Выбрать главу

Ему вдруг стало зябко и неуютно. Но он уже видел себя в воображении другим: шумливым, многословным, имеющим множество полезных сведений на все случаи жизни. И так же, как приезжий ветеринар, будет поражать земляков своей осведомленностью и умением упоминать нужное.

Солнце садилось за дальний хребет, удлиняя тени от пустых бочек, стоящих на другом берегу речки. Протянулись тени и от яранг, и даже дым от костров имел свою подвижную тень на покрасневшем от закатных лучей снегу.

— От-той! — услышал он голос.

В чоттагине горели свечи, пробивая светом расходящийся дым догорающего костра. Чаепитие продолжалось.

— Оленеемкость пастбищ — это, конечно, сдерживающий фактор, — рассуждал Андрей. — Но есть другие пути: улучшение структуры стада, увеличение живого веса оленя. На острове Врангеля, где нет овода и гнуса, где столетия моховища оставались нетронутыми, вес одного оленя часто в два раза превышает материкового…

— Олень там большой, как корова, — кивнул бригадир.

Оттой разделся в чоттагине и нырнул в полог. Некоторое время он прислушивался к несмолкающему голосу ветеринара. Это было как шум бегущего по камням ручья. Он усыплял усталого Оттоя.

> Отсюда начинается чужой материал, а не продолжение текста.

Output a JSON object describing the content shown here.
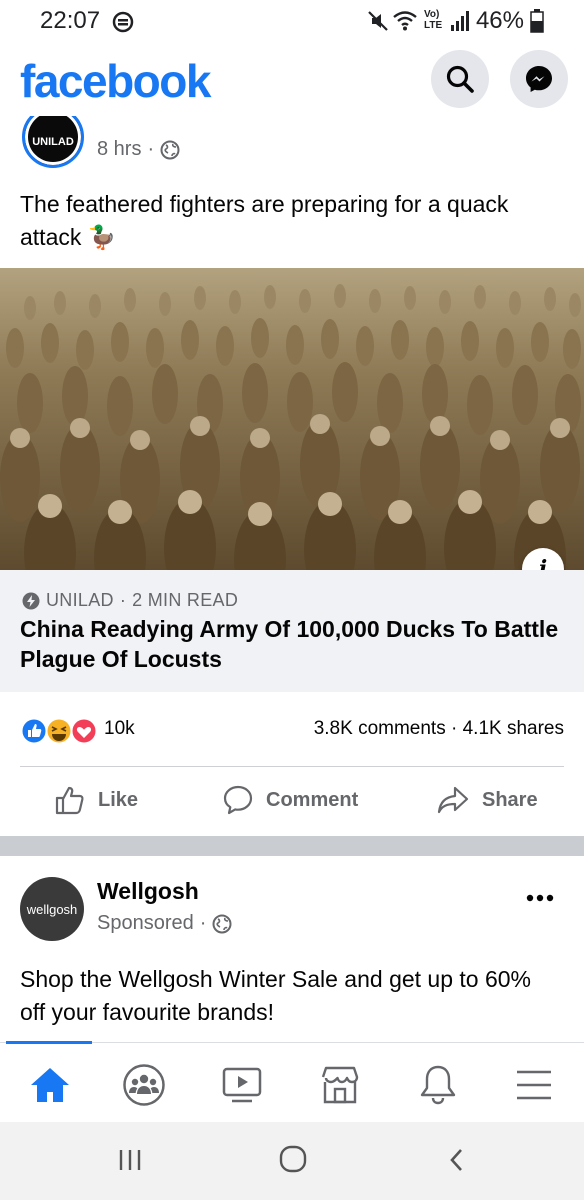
{
  "status_bar": {
    "time": "22:07",
    "network_label": "Vo) LTE",
    "battery": "46%"
  },
  "header": {
    "logo": "facebook",
    "search_icon": "search-icon",
    "messenger_icon": "messenger-icon"
  },
  "post1": {
    "author": "UNILAD",
    "time": "8 hrs",
    "text": "The feathered fighters are preparing for a quack attack 🦆",
    "link": {
      "source": "UNILAD",
      "read_time": "2 MIN READ",
      "title": "China Readying Army Of 100,000 Ducks To Battle Plague Of Locusts"
    },
    "reactions_count": "10k",
    "comments": "3.8K comments",
    "shares": "4.1K shares",
    "actions": {
      "like": "Like",
      "comment": "Comment",
      "share": "Share"
    }
  },
  "post2": {
    "avatar_text": "wellgosh",
    "name": "Wellgosh",
    "sponsored": "Sponsored",
    "text": "Shop the Wellgosh Winter Sale and get up to 60% off your favourite brands!"
  },
  "colors": {
    "brand": "#1877f2",
    "secondary_text": "#65676b",
    "link_box": "#f0f2f5"
  }
}
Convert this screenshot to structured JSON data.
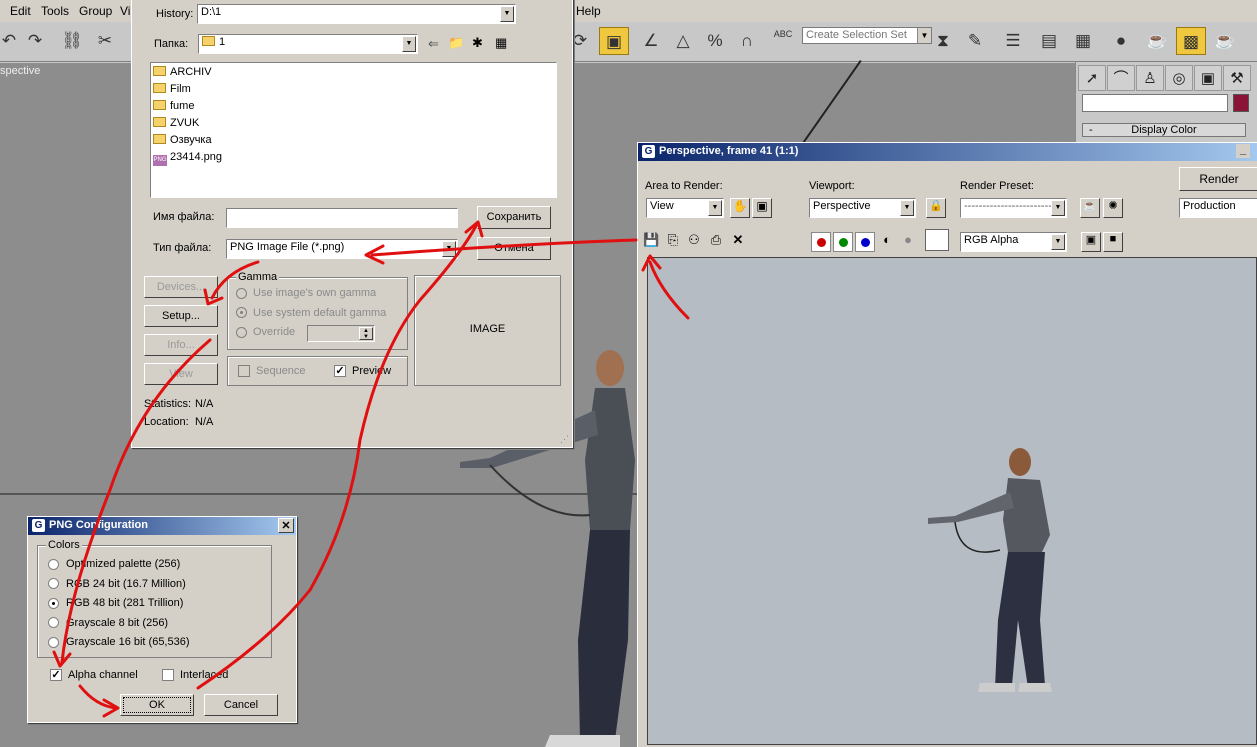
{
  "menu": {
    "edit": "Edit",
    "tools": "Tools",
    "group": "Group",
    "views_partial": "Vi",
    "help": "Help"
  },
  "toolbar": {
    "selection_set_placeholder": "Create Selection Set",
    "abc_label": "ABC"
  },
  "viewport": {
    "label": "spective"
  },
  "command_panel": {
    "rollout_minus": "-",
    "rollout_label": "Display Color",
    "object_color": "#8a1438"
  },
  "file_dialog": {
    "history_label": "History:",
    "history_value": "D:\\1",
    "folder_label": "Папка:",
    "folder_value": "1",
    "files": [
      {
        "name": "ARCHIV",
        "icon": "folder-icon"
      },
      {
        "name": "Film",
        "icon": "folder-icon"
      },
      {
        "name": "fume",
        "icon": "folder-icon"
      },
      {
        "name": "ZVUK",
        "icon": "folder-icon"
      },
      {
        "name": "Озвучка",
        "icon": "folder-icon"
      },
      {
        "name": "23414.png",
        "icon": "png-file-icon",
        "icon_text": "PNG"
      }
    ],
    "filename_label": "Имя файла:",
    "filename_value": "",
    "filetype_label": "Тип файла:",
    "filetype_value": "PNG Image File (*.png)",
    "save_button": "Сохранить",
    "cancel_button": "Отмена",
    "devices_button": "Devices...",
    "setup_button": "Setup...",
    "info_button": "Info...",
    "view_button": "View",
    "gamma_title": "Gamma",
    "gamma_own": "Use image's own gamma",
    "gamma_system": "Use system default gamma",
    "gamma_override": "Override",
    "sequence_label": "Sequence",
    "preview_label": "Preview",
    "image_label": "IMAGE",
    "statistics_label": "Statistics:",
    "statistics_value": "N/A",
    "location_label": "Location:",
    "location_value": "N/A"
  },
  "png_config": {
    "title": "PNG Configuration",
    "colors_title": "Colors",
    "options": [
      "Optimized palette  (256)",
      "RGB 24 bit  (16.7 Million)",
      "RGB 48 bit  (281 Trillion)",
      "Grayscale 8 bit  (256)",
      "Grayscale 16 bit  (65,536)"
    ],
    "selected_index": 2,
    "alpha_label": "Alpha channel",
    "alpha_checked": true,
    "interlaced_label": "Interlaced",
    "interlaced_checked": false,
    "ok_button": "OK",
    "cancel_button": "Cancel"
  },
  "render_frame": {
    "title": "Perspective, frame 41 (1:1)",
    "area_label": "Area to Render:",
    "area_value": "View",
    "viewport_label": "Viewport:",
    "viewport_value": "Perspective",
    "preset_label": "Render Preset:",
    "preset_value": "-------------------------",
    "render_button": "Render",
    "production_value": "Production",
    "channel_value": "RGB Alpha",
    "channel_colors": {
      "red": "#cc0000",
      "green": "#008800",
      "blue": "#0000cc"
    },
    "background_color": "#b6bcc4"
  },
  "annotation_color": "#e01010"
}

Звонким ранним утром две собачьи упряжки побежали в оленье стадо. Солнце еще не успело размягчить затвердевший на ночном морозе наст, и полозья катились легко. Собаки, словно чуя, что дорога недолгая и беречь силы ни к чему, бежали резво.

— Я познакомился с интересными цифрами в окружном центре, — говорил Андрей. — Одна собака в среднем съедает в день два килограмма мяса или рыбы. Содержание одной упряжки в год обходится приблизительно в девятьсот рублей. Это большая сумма. Так что проблема легкого транспорта для северных районов нашей страны сейчас встала во весь рост. Разве не лучше было бы тебе сейчас сидеть за штурвалом какого-нибудь снежного мотоцикла?

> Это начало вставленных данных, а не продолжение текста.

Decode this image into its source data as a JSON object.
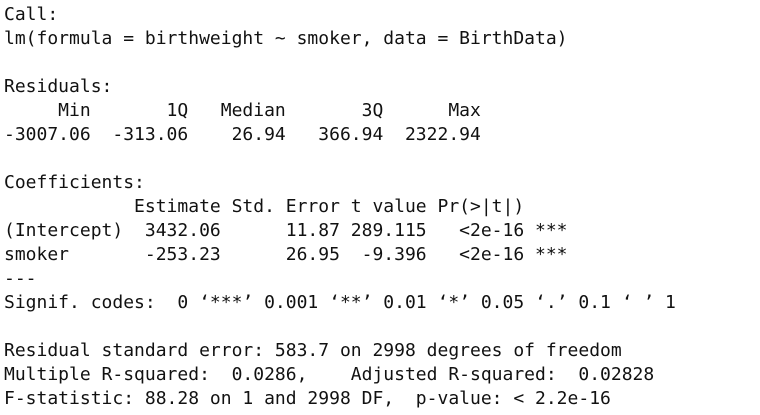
{
  "console": {
    "lines": [
      "Call:",
      "lm(formula = birthweight ~ smoker, data = BirthData)",
      "",
      "Residuals:",
      "     Min       1Q   Median       3Q      Max ",
      "-3007.06  -313.06    26.94   366.94  2322.94 ",
      "",
      "Coefficients:",
      "            Estimate Std. Error t value Pr(>|t|)    ",
      "(Intercept)  3432.06      11.87 289.115   <2e-16 ***",
      "smoker       -253.23      26.95  -9.396   <2e-16 ***",
      "---",
      "Signif. codes:  0 ‘***’ 0.001 ‘**’ 0.01 ‘*’ 0.05 ‘.’ 0.1 ‘ ’ 1",
      "",
      "Residual standard error: 583.7 on 2998 degrees of freedom",
      "Multiple R-squared:  0.0286,    Adjusted R-squared:  0.02828 ",
      "F-statistic: 88.28 on 1 and 2998 DF,  p-value: < 2.2e-16"
    ]
  }
}
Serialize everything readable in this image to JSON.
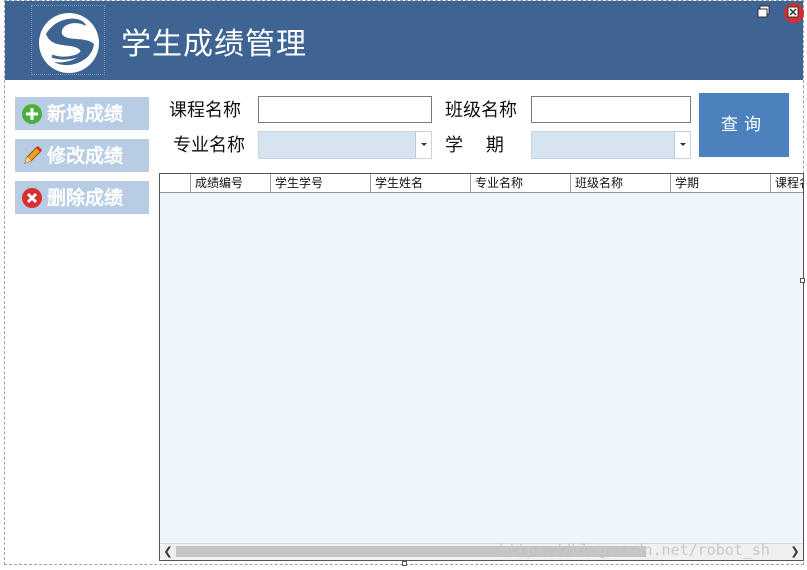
{
  "header": {
    "title": "学生成绩管理",
    "background": "#3e6494"
  },
  "sidebar": {
    "items": [
      {
        "label": "新增成绩",
        "icon": "plus-circle-icon"
      },
      {
        "label": "修改成绩",
        "icon": "pencil-icon"
      },
      {
        "label": "删除成绩",
        "icon": "x-circle-icon"
      }
    ]
  },
  "filters": {
    "course_label": "课程名称",
    "course_value": "",
    "class_label": "班级名称",
    "class_value": "",
    "major_label": "专业名称",
    "major_value": "",
    "term_label": "学    期",
    "term_value": ""
  },
  "query_button": "查询",
  "grid": {
    "columns": [
      "成绩编号",
      "学生学号",
      "学生姓名",
      "专业名称",
      "班级名称",
      "学期",
      "课程名称"
    ],
    "rows": []
  },
  "watermark": "https://blog.csdn.net/robot_sh"
}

— Наверное, это было бы хорошо, — нерешительно ответил Оттой.

— Это было бы здорово! — воскликнул Андрей. — В считанные минуты ты у оленьего стада. Надо тебе в райцентр смотаться — каких-нибудь два часа на это!

Собаки подняли морды и натянули постромки: почуяли оленье стадо. Олени паслись в залитой солнцем долине.

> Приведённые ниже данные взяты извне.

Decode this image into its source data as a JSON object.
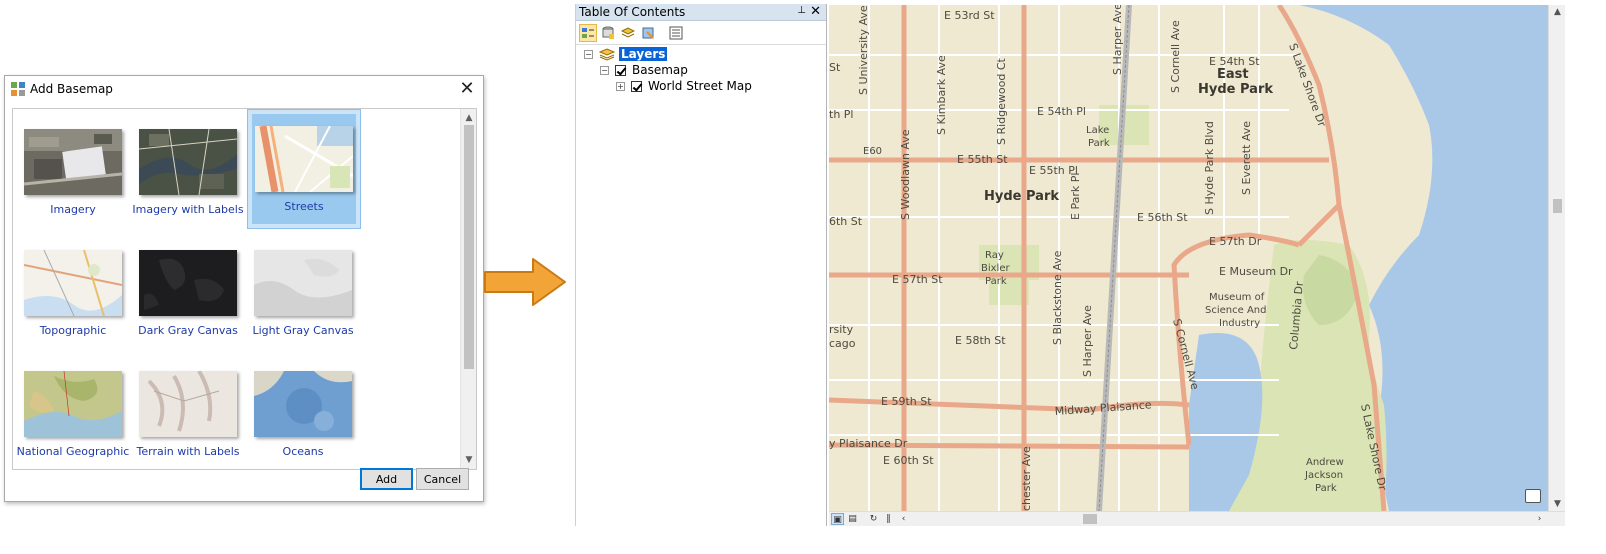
{
  "dialog": {
    "title": "Add Basemap",
    "close_glyph": "✕",
    "tiles": [
      {
        "label": "Imagery",
        "thumb": "imagery"
      },
      {
        "label": "Imagery with Labels",
        "thumb": "imagery-labels"
      },
      {
        "label": "Streets",
        "thumb": "streets",
        "selected": true
      },
      {
        "label": "Topographic",
        "thumb": "topographic"
      },
      {
        "label": "Dark Gray Canvas",
        "thumb": "dark-gray"
      },
      {
        "label": "Light Gray Canvas",
        "thumb": "light-gray"
      },
      {
        "label": "National Geographic",
        "thumb": "natgeo"
      },
      {
        "label": "Terrain with Labels",
        "thumb": "terrain"
      },
      {
        "label": "Oceans",
        "thumb": "oceans"
      }
    ],
    "add_label": "Add",
    "cancel_label": "Cancel"
  },
  "toc": {
    "title": "Table Of Contents",
    "pin_glyph": "⊥",
    "close_glyph": "✕",
    "tree": {
      "layers": "Layers",
      "basemap": "Basemap",
      "world_street_map": "World Street Map"
    }
  },
  "map": {
    "labels": {
      "e53rd": "E 53rd St",
      "univ": "S University Ave",
      "harper_top": "S Harper Ave",
      "cornell_top": "S Cornell Ave",
      "e54th_st": "E 54th St",
      "east_hyde_park_1": "East",
      "east_hyde_park_2": "Hyde Park",
      "lake_shore_top": "S Lake Shore Dr",
      "kimbark": "S Kimbark Ave",
      "ridgewood": "S Ridgewood Ct",
      "e54th_pl": "E 54th Pl",
      "lake_park_1": "Lake",
      "lake_park_2": "Park",
      "e55th_st": "E 55th St",
      "e55th_pl": "E 55th Pl",
      "e60": "E60",
      "hyde_park_blvd": "S Hyde Park Blvd",
      "everett": "S Everett Ave",
      "woodlawn": "S Woodlawn Ave",
      "hyde_park": "Hyde Park",
      "park_pl": "E Park Pl",
      "e56th_st": "E 56th St",
      "sixth_st": "6th St",
      "e57th_dr": "E 57th Dr",
      "ray_1": "Ray",
      "ray_2": "Bixler",
      "ray_3": "Park",
      "e57th_st": "E 57th St",
      "blackstone": "S Blackstone Ave",
      "museum_dr": "E Museum Dr",
      "msi_1": "Museum of",
      "msi_2": "Science And",
      "msi_3": "Industry",
      "columbia": "Columbia Dr",
      "harper_bottom": "S Harper Ave",
      "cornell_bottom": "S Cornell Ave",
      "e58th": "E 58th St",
      "rsity": "rsity",
      "cago": "cago",
      "e59th": "E 59th St",
      "midway": "Midway Plaisance",
      "plaisance_dr": "y Plaisance Dr",
      "e60th": "E 60th St",
      "chester": "chester Ave",
      "lake_shore_bottom": "S Lake Shore Dr",
      "jackson_1": "Andrew",
      "jackson_2": "Jackson",
      "jackson_3": "Park",
      "th_pl": "th Pl",
      "st_left": "St"
    }
  }
}
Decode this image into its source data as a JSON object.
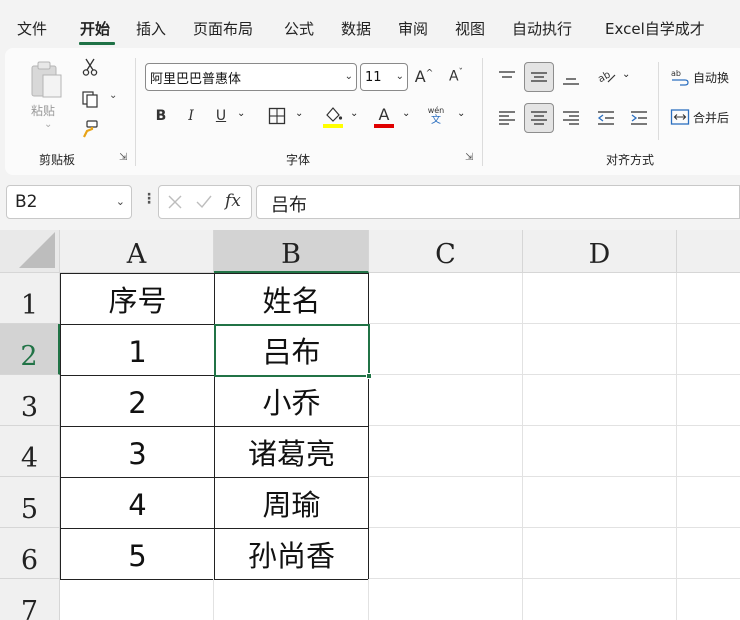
{
  "menu": {
    "items": [
      "文件",
      "开始",
      "插入",
      "页面布局",
      "公式",
      "数据",
      "审阅",
      "视图",
      "自动执行",
      "Excel自学成才"
    ],
    "active_index": 1
  },
  "ribbon": {
    "clipboard": {
      "paste_label": "粘贴",
      "group_label": "剪贴板"
    },
    "font": {
      "font_name": "阿里巴巴普惠体",
      "font_size": "11",
      "bold": "B",
      "italic": "I",
      "underline": "U",
      "group_label": "字体",
      "phonetic_top": "wén",
      "phonetic_bottom": "文",
      "highlight_color": "#ffff00",
      "font_color": "#e00000"
    },
    "alignment": {
      "wrap_text": "自动换",
      "merge_center": "合并后",
      "group_label": "对齐方式"
    }
  },
  "formula_bar": {
    "name_box": "B2",
    "fx_label": "fx",
    "value": "吕布"
  },
  "sheet": {
    "columns": [
      "A",
      "B",
      "C",
      "D"
    ],
    "rows": [
      "1",
      "2",
      "3",
      "4",
      "5",
      "6",
      "7"
    ],
    "selected_cell": "B2",
    "data": [
      [
        "序号",
        "姓名"
      ],
      [
        "1",
        "吕布"
      ],
      [
        "2",
        "小乔"
      ],
      [
        "3",
        "诸葛亮"
      ],
      [
        "4",
        "周瑜"
      ],
      [
        "5",
        "孙尚香"
      ]
    ],
    "accent_color": "#217346"
  }
}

Навстречу уже бежали пастухи, размахивая свернутыми чаутами.

Упряжки остановились в отдалении от стада, но собаки долго не могли успокоиться: повизгивая, они смотрели в сторону оленей.

Ветеринар взял сумку и в сопровождении бригадира отправился к оленям.

Оттой остался караулить упряжки.

Люди растворились среди оленей, словно сами превратились в них. В неожиданно наступившей тишине, свободной от голоса Андрея, можно было услышать отдаленное хорьканье оленей, поскрипывание снега и какой-то далекий звон, словно где-то в бесконечной дали на легком ветру звенела тонкая струна. Оттой часто ее слышал, когда один оставался в тундре или в предвечерний тихий час выходил из яранги. И чем тише и яснее погода, тем явственнее и чище этот звон, выше тон… Интересно, будет ли он слышен в городе? Оттой как-то раньше не задумывался над этим, считал, что такой звук присущ только тундре. А может быть, он есть и в городе, только у него не было времени прислушаться… Большие города… Скоро они будут и здесь, может быть даже в этой долине, точно так, как выросли города в западной Чукотке. И все-таки тундра останется тундрой с ее бесконечными просторами.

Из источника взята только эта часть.